Published online by Cambridge University Press: 05 June 2012
The years of the third decade of the present century were heady times. Old social orders were being swept away, monarchies becoming republics and the United States of America was emerging as a world power. In physics too, revolutions were taking place, none more potent than that which resulted in the emergence of quantum mechanics as a model for the behaviour of sub-atomic particles.
It was Newton who first suggested that light was particulate but during the nineteenth century this view had fallen into neglect. Indeed a number of experiments, for example the classic Young's slits experiment, demonstrated quite conclusively that light was a wave motion. How else could interference fringes occur? However, the experiments on the photoelectric effect demonstrated just as conclusively that light energy was carried in packets, or quanta, and that a continuous wave description was not applicable.
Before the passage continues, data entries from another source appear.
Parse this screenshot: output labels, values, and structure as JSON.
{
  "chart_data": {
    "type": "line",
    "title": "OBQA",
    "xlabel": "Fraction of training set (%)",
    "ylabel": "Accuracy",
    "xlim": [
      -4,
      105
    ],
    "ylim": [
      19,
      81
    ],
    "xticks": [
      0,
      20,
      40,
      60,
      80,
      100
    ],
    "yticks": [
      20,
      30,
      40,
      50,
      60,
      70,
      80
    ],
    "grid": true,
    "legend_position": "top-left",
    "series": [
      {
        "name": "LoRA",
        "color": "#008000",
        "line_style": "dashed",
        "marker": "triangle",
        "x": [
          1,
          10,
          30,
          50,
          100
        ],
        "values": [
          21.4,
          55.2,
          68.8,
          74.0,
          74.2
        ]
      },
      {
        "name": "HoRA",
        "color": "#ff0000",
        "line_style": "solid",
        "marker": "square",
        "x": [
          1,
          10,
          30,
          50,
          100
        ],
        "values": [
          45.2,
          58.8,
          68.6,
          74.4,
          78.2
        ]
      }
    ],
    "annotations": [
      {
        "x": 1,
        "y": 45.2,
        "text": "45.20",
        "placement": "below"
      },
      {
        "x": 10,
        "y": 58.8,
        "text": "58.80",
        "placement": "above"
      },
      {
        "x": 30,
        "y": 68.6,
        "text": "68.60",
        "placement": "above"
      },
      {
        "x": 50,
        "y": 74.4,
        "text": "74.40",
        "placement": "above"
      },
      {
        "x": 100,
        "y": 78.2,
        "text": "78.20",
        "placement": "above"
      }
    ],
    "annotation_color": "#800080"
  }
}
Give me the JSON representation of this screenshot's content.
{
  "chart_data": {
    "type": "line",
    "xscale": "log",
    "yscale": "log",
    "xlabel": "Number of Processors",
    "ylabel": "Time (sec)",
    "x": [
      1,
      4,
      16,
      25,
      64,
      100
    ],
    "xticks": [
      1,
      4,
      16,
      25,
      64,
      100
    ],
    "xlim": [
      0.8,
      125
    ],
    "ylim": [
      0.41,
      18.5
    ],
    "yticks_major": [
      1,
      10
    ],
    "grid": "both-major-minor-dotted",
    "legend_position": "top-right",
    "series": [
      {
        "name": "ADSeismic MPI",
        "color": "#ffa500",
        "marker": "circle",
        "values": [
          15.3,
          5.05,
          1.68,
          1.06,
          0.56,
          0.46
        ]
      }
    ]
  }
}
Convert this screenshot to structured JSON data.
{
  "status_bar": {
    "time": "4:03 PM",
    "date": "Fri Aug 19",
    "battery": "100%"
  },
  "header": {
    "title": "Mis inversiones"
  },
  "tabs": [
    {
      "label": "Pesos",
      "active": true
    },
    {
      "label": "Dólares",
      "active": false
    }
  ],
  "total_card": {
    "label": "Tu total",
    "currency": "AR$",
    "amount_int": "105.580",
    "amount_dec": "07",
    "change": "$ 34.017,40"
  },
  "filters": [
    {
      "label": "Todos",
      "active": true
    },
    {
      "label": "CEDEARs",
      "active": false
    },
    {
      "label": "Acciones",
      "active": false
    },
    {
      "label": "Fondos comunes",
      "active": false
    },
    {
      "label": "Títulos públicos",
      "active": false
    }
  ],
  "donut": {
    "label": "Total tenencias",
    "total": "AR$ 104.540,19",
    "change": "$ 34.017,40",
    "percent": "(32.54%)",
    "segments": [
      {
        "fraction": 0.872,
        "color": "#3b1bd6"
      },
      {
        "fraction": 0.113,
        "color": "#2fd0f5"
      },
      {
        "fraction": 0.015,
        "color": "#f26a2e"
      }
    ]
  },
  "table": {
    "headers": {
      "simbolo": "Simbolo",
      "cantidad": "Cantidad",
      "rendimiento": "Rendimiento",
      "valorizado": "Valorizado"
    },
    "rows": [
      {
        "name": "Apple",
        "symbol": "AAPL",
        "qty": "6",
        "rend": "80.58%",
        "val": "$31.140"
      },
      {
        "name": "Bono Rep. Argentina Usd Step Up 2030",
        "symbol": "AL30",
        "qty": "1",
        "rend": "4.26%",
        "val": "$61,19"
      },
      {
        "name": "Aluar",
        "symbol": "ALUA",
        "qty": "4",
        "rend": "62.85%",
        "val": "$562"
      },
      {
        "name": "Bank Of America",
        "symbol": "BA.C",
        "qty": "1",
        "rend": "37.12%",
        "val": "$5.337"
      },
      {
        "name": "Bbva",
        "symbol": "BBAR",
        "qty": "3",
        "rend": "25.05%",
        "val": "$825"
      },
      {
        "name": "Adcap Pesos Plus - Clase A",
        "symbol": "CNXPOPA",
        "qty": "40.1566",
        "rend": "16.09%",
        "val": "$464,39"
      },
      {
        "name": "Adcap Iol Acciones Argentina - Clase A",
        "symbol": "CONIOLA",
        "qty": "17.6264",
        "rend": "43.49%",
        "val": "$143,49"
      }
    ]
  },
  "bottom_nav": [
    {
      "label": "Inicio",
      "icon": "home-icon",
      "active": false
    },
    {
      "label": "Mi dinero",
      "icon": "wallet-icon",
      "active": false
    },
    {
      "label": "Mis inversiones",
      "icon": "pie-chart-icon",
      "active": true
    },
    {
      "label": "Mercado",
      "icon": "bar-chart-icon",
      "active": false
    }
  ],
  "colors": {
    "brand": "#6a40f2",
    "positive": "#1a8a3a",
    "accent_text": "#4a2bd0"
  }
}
This ‘wave or particle’ dilemma was not unique to the behaviour of light. J. J. Thompson showed that cathode rays were charged, had a well defined mass and had all the properties expected of a beam of particles. Nevertheless, Davisson and Germer showed that diffraction of electrons could take place, an effect made visually much more dramatic by G. P. Thompson's transmission electron diffraction patterns. Nowadays, electron diffraction is used as a routine analytical tool in all advanced metallurgical and materials science laboratories (Fig. 2.1). Clearly new axioms were required.